The October 20, 2005 contempt order is void because of lack of notice, and the 180-day sentence is void because it exceeds the statutory maximum. Gonzalez has been incarcerated under the void contempt order and void sentence since October 20-for over three months. We order Gonzalez's immediate release from the effects of the void contempt order.
1. We have jurisdiction of an appeal from a trial court's pretrial denial of habeas corpus relief. E.g., Ex parte Davis, 147 S.W.3d 546 (Tex.App.-Waco 2004, no pet.).
2. The State amended this motion on October 3, adding an allegation that Gonzalez tested positive for amphetamine/methamphetamine on September 12.
3. Furthermore, Gonzales was provided notice of an October 20 hearing on only the State's motion to declare her bond insufficient based on her failed drug tests, and that motion did not request that Gonzales be held in contempt.
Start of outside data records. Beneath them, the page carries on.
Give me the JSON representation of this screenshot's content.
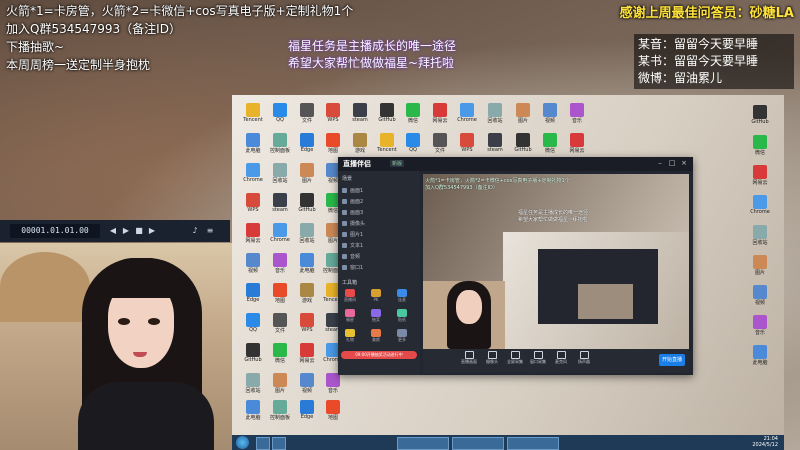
{
  "overlay": {
    "line1": "火箭*1=卡房管，火箭*2=卡微信+cos写真电子版+定制礼物1个",
    "line2": "加入Q群534547993（备注ID）",
    "line3": "下播抽歌~",
    "line4": "本周周榜一送定制半身抱枕",
    "pink1": "福星任务是主播成长的唯一途径",
    "pink2": "希望大家帮忙做做福星~拜托啦",
    "thanks_label": "感谢上周最佳问答员：",
    "thanks_name": "砂糖LA",
    "info": [
      {
        "label": "某音：",
        "value": "留留今天要早睡"
      },
      {
        "label": "某书：",
        "value": "留留今天要早睡"
      },
      {
        "label": "微博：",
        "value": "留油累儿"
      }
    ]
  },
  "player": {
    "time": "00001.01.01.00"
  },
  "desktop": {
    "icons": [
      {
        "label": "Tencent",
        "color": "#e8b32a"
      },
      {
        "label": "QQ",
        "color": "#2a8ae8"
      },
      {
        "label": "文件",
        "color": "#555"
      },
      {
        "label": "WPS",
        "color": "#d84a3a"
      },
      {
        "label": "steam",
        "color": "#3a3f4a"
      },
      {
        "label": "GitHub",
        "color": "#333"
      },
      {
        "label": "微信",
        "color": "#2ab84a"
      },
      {
        "label": "网易云",
        "color": "#d83a3a"
      },
      {
        "label": "Chrome",
        "color": "#4a9ae8"
      },
      {
        "label": "回收站",
        "color": "#8aa"
      },
      {
        "label": "图片",
        "color": "#c85"
      },
      {
        "label": "视频",
        "color": "#58c"
      },
      {
        "label": "音乐",
        "color": "#a5c"
      },
      {
        "label": "此电脑",
        "color": "#4a8ad8"
      },
      {
        "label": "控制面板",
        "color": "#6a9"
      },
      {
        "label": "Edge",
        "color": "#2a7ad8"
      },
      {
        "label": "地图",
        "color": "#e84a2a"
      },
      {
        "label": "游戏",
        "color": "#a84"
      }
    ]
  },
  "taskbar": {
    "time": "21:04",
    "date": "2024/5/12"
  },
  "app": {
    "title": "直播伴侣",
    "tab": "新版",
    "scene_header": "场景",
    "source_rows": [
      "画面1",
      "画面2",
      "画面3",
      "摄像头",
      "图片1",
      "文本1",
      "音频",
      "窗口1"
    ],
    "tools_header": "工具箱",
    "tools": [
      {
        "label": "直播间",
        "color": "#e84a4a"
      },
      {
        "label": "PK",
        "color": "#d8a030"
      },
      {
        "label": "连麦",
        "color": "#3a8ae8"
      },
      {
        "label": "福星",
        "color": "#e86a9a"
      },
      {
        "label": "抽奖",
        "color": "#8a6ae8"
      },
      {
        "label": "贴纸",
        "color": "#4ac8a0"
      },
      {
        "label": "礼物",
        "color": "#e8c030"
      },
      {
        "label": "美颜",
        "color": "#e87a4a"
      },
      {
        "label": "更多",
        "color": "#7a8aa8"
      }
    ],
    "activity_button": "09:00开播抽奖活动进行中",
    "bottom": [
      "直播画面",
      "摄像头",
      "全屏采集",
      "窗口采集",
      "麦克风",
      "扬声器"
    ],
    "live_button": "开始直播"
  }
}
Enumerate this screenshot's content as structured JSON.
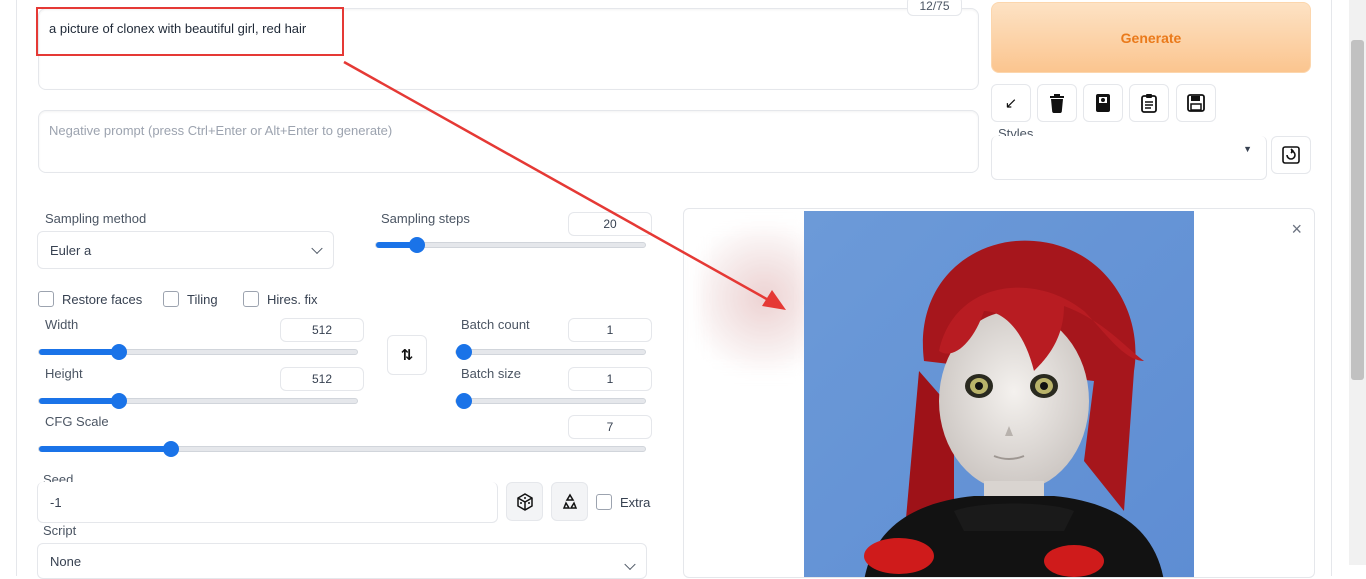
{
  "prompt": {
    "value": "a picture of clonex with beautiful girl, red hair",
    "token_counter": "12/75"
  },
  "negative_prompt": {
    "placeholder": "Negative prompt (press Ctrl+Enter or Alt+Enter to generate)"
  },
  "generate_label": "Generate",
  "tools": [
    {
      "icon": "arrow-diagonal-icon",
      "glyph": "↙"
    },
    {
      "icon": "trash-icon",
      "glyph": ""
    },
    {
      "icon": "card-icon",
      "glyph": ""
    },
    {
      "icon": "clipboard-icon",
      "glyph": ""
    },
    {
      "icon": "save-icon",
      "glyph": ""
    }
  ],
  "styles": {
    "label": "Styles",
    "value": ""
  },
  "sampling": {
    "method_label": "Sampling method",
    "method_value": "Euler a",
    "steps_label": "Sampling steps",
    "steps_value": "20",
    "steps_fraction": 0.13
  },
  "checkboxes": {
    "restore_faces": "Restore faces",
    "tiling": "Tiling",
    "hires_fix": "Hires. fix"
  },
  "width": {
    "label": "Width",
    "value": "512",
    "fraction": 0.24
  },
  "height": {
    "label": "Height",
    "value": "512",
    "fraction": 0.24
  },
  "batch_count": {
    "label": "Batch count",
    "value": "1",
    "fraction": 0.0
  },
  "batch_size": {
    "label": "Batch size",
    "value": "1",
    "fraction": 0.0
  },
  "cfg": {
    "label": "CFG Scale",
    "value": "7",
    "fraction": 0.21
  },
  "seed": {
    "label": "Seed",
    "value": "-1",
    "extra_label": "Extra"
  },
  "script": {
    "label": "Script",
    "value": "None"
  },
  "colors": {
    "accent": "#1a73e8",
    "generate_text": "#ea7a1b",
    "annotation": "#e53935"
  }
}
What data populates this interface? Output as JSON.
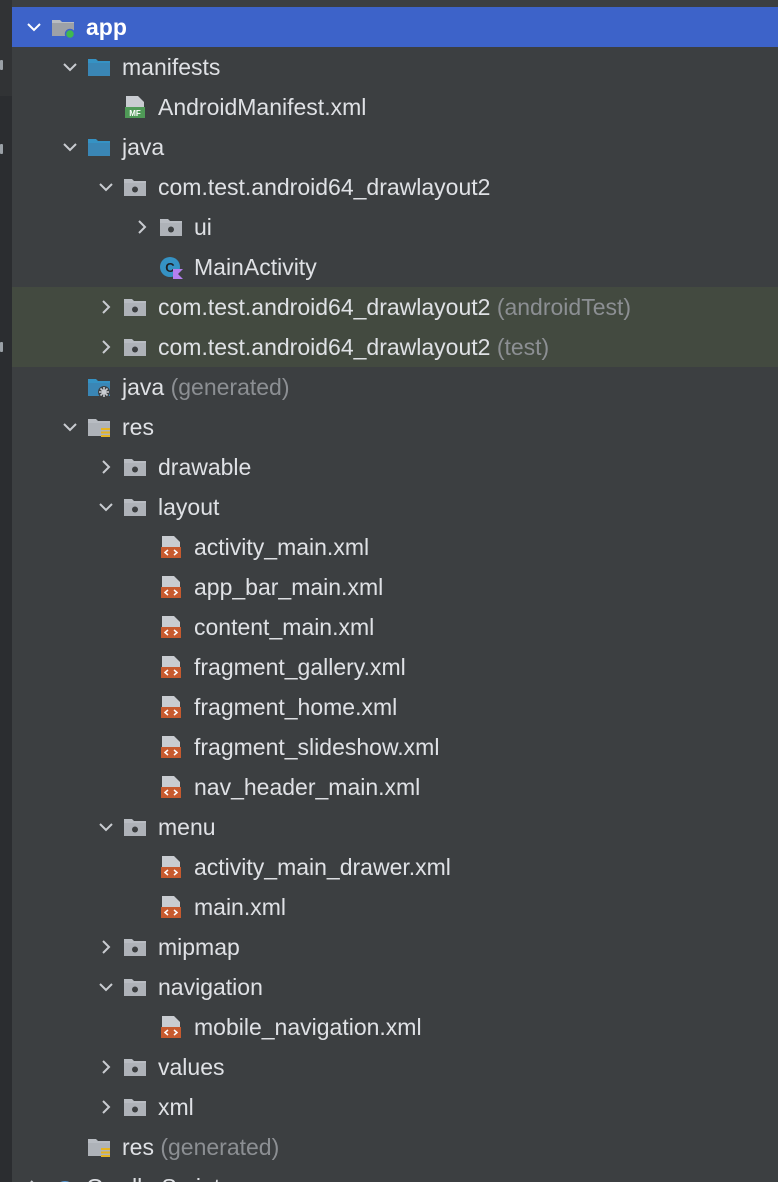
{
  "colors": {
    "background": "#3c3f41",
    "selected": "#3d63c9",
    "highlight": "#434a40",
    "text": "#dfe1e5",
    "hint": "#8c8f93",
    "folder_blue": "#3592c4",
    "folder_gray": "#b8bcc2",
    "layout_file": "#c75a2e",
    "manifest_green": "#4f9a57"
  },
  "tree": [
    {
      "label": "app",
      "hint": "",
      "depth": 0,
      "arrow": "down",
      "icon": "module-folder-icon",
      "state": "selected"
    },
    {
      "label": "manifests",
      "hint": "",
      "depth": 1,
      "arrow": "down",
      "icon": "folder-blue-icon",
      "state": ""
    },
    {
      "label": "AndroidManifest.xml",
      "hint": "",
      "depth": 2,
      "arrow": "",
      "icon": "manifest-file-icon",
      "state": ""
    },
    {
      "label": "java",
      "hint": "",
      "depth": 1,
      "arrow": "down",
      "icon": "folder-blue-icon",
      "state": ""
    },
    {
      "label": "com.test.android64_drawlayout2",
      "hint": "",
      "depth": 2,
      "arrow": "down",
      "icon": "package-folder-icon",
      "state": ""
    },
    {
      "label": "ui",
      "hint": "",
      "depth": 3,
      "arrow": "right",
      "icon": "package-folder-icon",
      "state": ""
    },
    {
      "label": "MainActivity",
      "hint": "",
      "depth": 3,
      "arrow": "",
      "icon": "kotlin-class-icon",
      "state": ""
    },
    {
      "label": "com.test.android64_drawlayout2",
      "hint": "(androidTest)",
      "depth": 2,
      "arrow": "right",
      "icon": "package-folder-icon",
      "state": "hilite"
    },
    {
      "label": "com.test.android64_drawlayout2",
      "hint": "(test)",
      "depth": 2,
      "arrow": "right",
      "icon": "package-folder-icon",
      "state": "hilite"
    },
    {
      "label": "java",
      "hint": "(generated)",
      "depth": 1,
      "arrow": "",
      "icon": "generated-folder-icon",
      "state": ""
    },
    {
      "label": "res",
      "hint": "",
      "depth": 1,
      "arrow": "down",
      "icon": "resource-folder-icon",
      "state": ""
    },
    {
      "label": "drawable",
      "hint": "",
      "depth": 2,
      "arrow": "right",
      "icon": "package-folder-icon",
      "state": ""
    },
    {
      "label": "layout",
      "hint": "",
      "depth": 2,
      "arrow": "down",
      "icon": "package-folder-icon",
      "state": ""
    },
    {
      "label": "activity_main.xml",
      "hint": "",
      "depth": 3,
      "arrow": "",
      "icon": "layout-file-icon",
      "state": ""
    },
    {
      "label": "app_bar_main.xml",
      "hint": "",
      "depth": 3,
      "arrow": "",
      "icon": "layout-file-icon",
      "state": ""
    },
    {
      "label": "content_main.xml",
      "hint": "",
      "depth": 3,
      "arrow": "",
      "icon": "layout-file-icon",
      "state": ""
    },
    {
      "label": "fragment_gallery.xml",
      "hint": "",
      "depth": 3,
      "arrow": "",
      "icon": "layout-file-icon",
      "state": ""
    },
    {
      "label": "fragment_home.xml",
      "hint": "",
      "depth": 3,
      "arrow": "",
      "icon": "layout-file-icon",
      "state": ""
    },
    {
      "label": "fragment_slideshow.xml",
      "hint": "",
      "depth": 3,
      "arrow": "",
      "icon": "layout-file-icon",
      "state": ""
    },
    {
      "label": "nav_header_main.xml",
      "hint": "",
      "depth": 3,
      "arrow": "",
      "icon": "layout-file-icon",
      "state": ""
    },
    {
      "label": "menu",
      "hint": "",
      "depth": 2,
      "arrow": "down",
      "icon": "package-folder-icon",
      "state": ""
    },
    {
      "label": "activity_main_drawer.xml",
      "hint": "",
      "depth": 3,
      "arrow": "",
      "icon": "layout-file-icon",
      "state": ""
    },
    {
      "label": "main.xml",
      "hint": "",
      "depth": 3,
      "arrow": "",
      "icon": "layout-file-icon",
      "state": ""
    },
    {
      "label": "mipmap",
      "hint": "",
      "depth": 2,
      "arrow": "right",
      "icon": "package-folder-icon",
      "state": ""
    },
    {
      "label": "navigation",
      "hint": "",
      "depth": 2,
      "arrow": "down",
      "icon": "package-folder-icon",
      "state": ""
    },
    {
      "label": "mobile_navigation.xml",
      "hint": "",
      "depth": 3,
      "arrow": "",
      "icon": "layout-file-icon",
      "state": ""
    },
    {
      "label": "values",
      "hint": "",
      "depth": 2,
      "arrow": "right",
      "icon": "package-folder-icon",
      "state": ""
    },
    {
      "label": "xml",
      "hint": "",
      "depth": 2,
      "arrow": "right",
      "icon": "package-folder-icon",
      "state": ""
    },
    {
      "label": "res",
      "hint": "(generated)",
      "depth": 1,
      "arrow": "",
      "icon": "resource-folder-icon",
      "state": ""
    },
    {
      "label": "Gradle Scripts",
      "hint": "",
      "depth": 0,
      "arrow": "right",
      "icon": "gradle-icon",
      "state": ""
    }
  ]
}
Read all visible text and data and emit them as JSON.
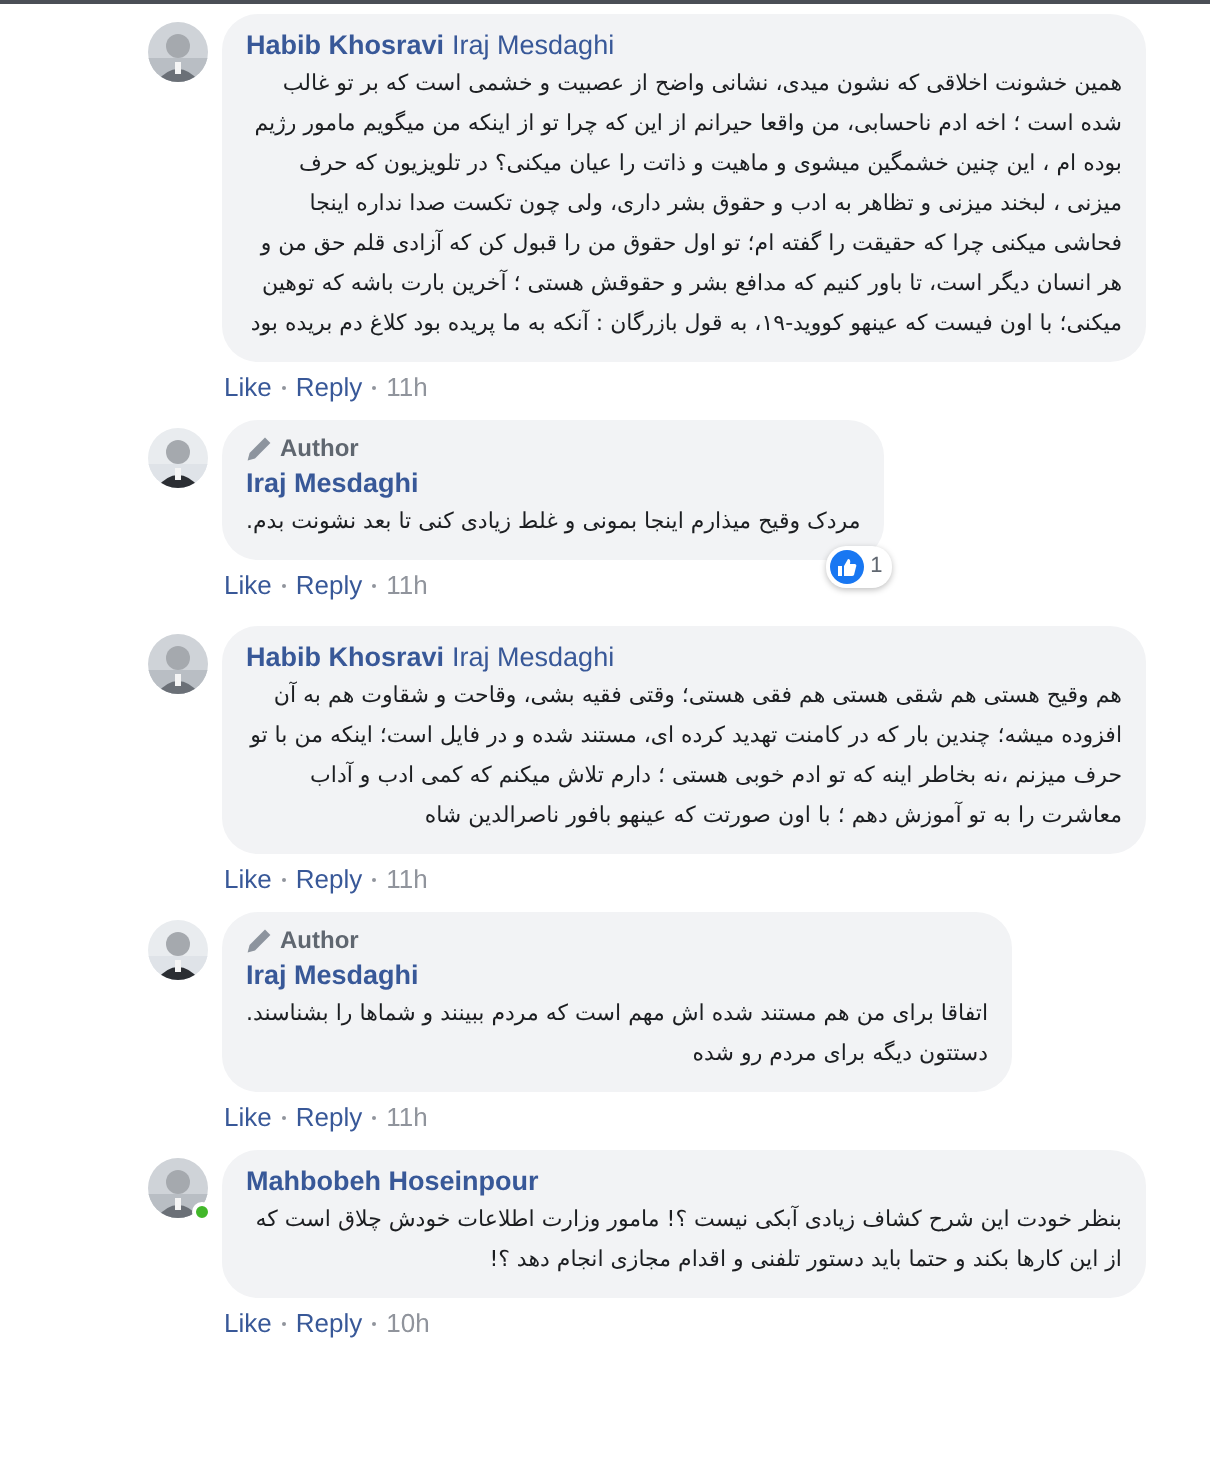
{
  "comments": [
    {
      "author": "Habib Khosravi",
      "mention": "Iraj Mesdaghi",
      "text": "همین خشونت اخلاقی که نشون میدی، نشانی واضح از عصبیت و خشمی است که بر تو غالب شده است ؛ اخه ادم ناحسابی، من واقعا حیرانم از این که چرا تو از اینکه من میگویم مامور رژیم بوده ام ، این چنین خشمگین میشوی و ماهیت و ذاتت را عیان میکنی؟ در تلویزیون که حرف میزنی ، لبخند میزنی و تظاهر به ادب و حقوق بشر داری، ولی چون تکست صدا نداره اینجا فحاشی میکنی چرا که حقیقت را گفته ام؛ تو اول حقوق من را قبول کن که آزادی قلم حق من و هر انسان دیگر است، تا باور کنیم که مدافع بشر و حقوقش هستی ؛ آخرین بارت باشه که توهین میکنی؛ با اون فیست که عینهو کووید-۱۹، به قول بازرگان : آنکه به ما پریده بود کلاغ دم بریده بود",
      "like": "Like",
      "reply": "Reply",
      "time": "11h",
      "online": false
    },
    {
      "author_badge": "Author",
      "author": "Iraj Mesdaghi",
      "text": "مردک وقیح میذارم اینجا بمونی و غلط زیادی کنی تا بعد نشونت بدم.",
      "reaction_count": "1",
      "like": "Like",
      "reply": "Reply",
      "time": "11h",
      "online": false
    },
    {
      "author": "Habib Khosravi",
      "mention": "Iraj Mesdaghi",
      "text": "هم وقیح هستی هم شقی هستی هم فقی هستی؛ وقتی فقیه بشی، وقاحت و شقاوت هم به آن افزوده میشه؛ چندین بار که در کامنت تهدید کرده ای، مستند شده و در فایل است؛ اینکه من با تو حرف میزنم ،نه بخاطر اینه که تو ادم خوبی هستی ؛ دارم تلاش میکنم که کمی ادب و آداب معاشرت را به تو آموزش دهم ؛ با اون صورتت که عینهو بافور ناصرالدین شاه",
      "like": "Like",
      "reply": "Reply",
      "time": "11h",
      "online": false
    },
    {
      "author_badge": "Author",
      "author": "Iraj Mesdaghi",
      "text": "اتفاقا برای من هم مستند شده اش مهم است که مردم ببینند و شماها را بشناسند.\nدستتون دیگه برای مردم رو شده",
      "like": "Like",
      "reply": "Reply",
      "time": "11h",
      "online": false
    },
    {
      "author": "Mahbobeh Hoseinpour",
      "text": "بنظر خودت این شرح کشاف زیادی آبکی نیست ؟! مامور وزارت اطلاعات خودش چلاق است که از این کارها بکند و حتما باید دستور تلفنی و اقدام مجازی انجام دهد ؟!",
      "like": "Like",
      "reply": "Reply",
      "time": "10h",
      "online": true
    }
  ]
}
And even reviewing the record in a light favorable to the contempt order, the trial court's contempt warning to Gonzales at the October 3 status conference provided only a contempt warning to Gonzalez if she failed to provide a urine sample within 45 minutes. It did not warn her that she could be found in contempt at the October 20 hearing for violating the bond condition that she not use drugs.
4. At the habeas corpus hearing, the trial court judge stated that he found Gonzalez in direct contempt for lying to the court. But both the trial court's oral ruling at the October 20 hearing and the trial court's October 20 written order unequivocally state that Gonzales was being held in contempt for violating her bond condition that she not use illegal drugs and she was found to have tested positive. The record does not support a finding of direct contempt.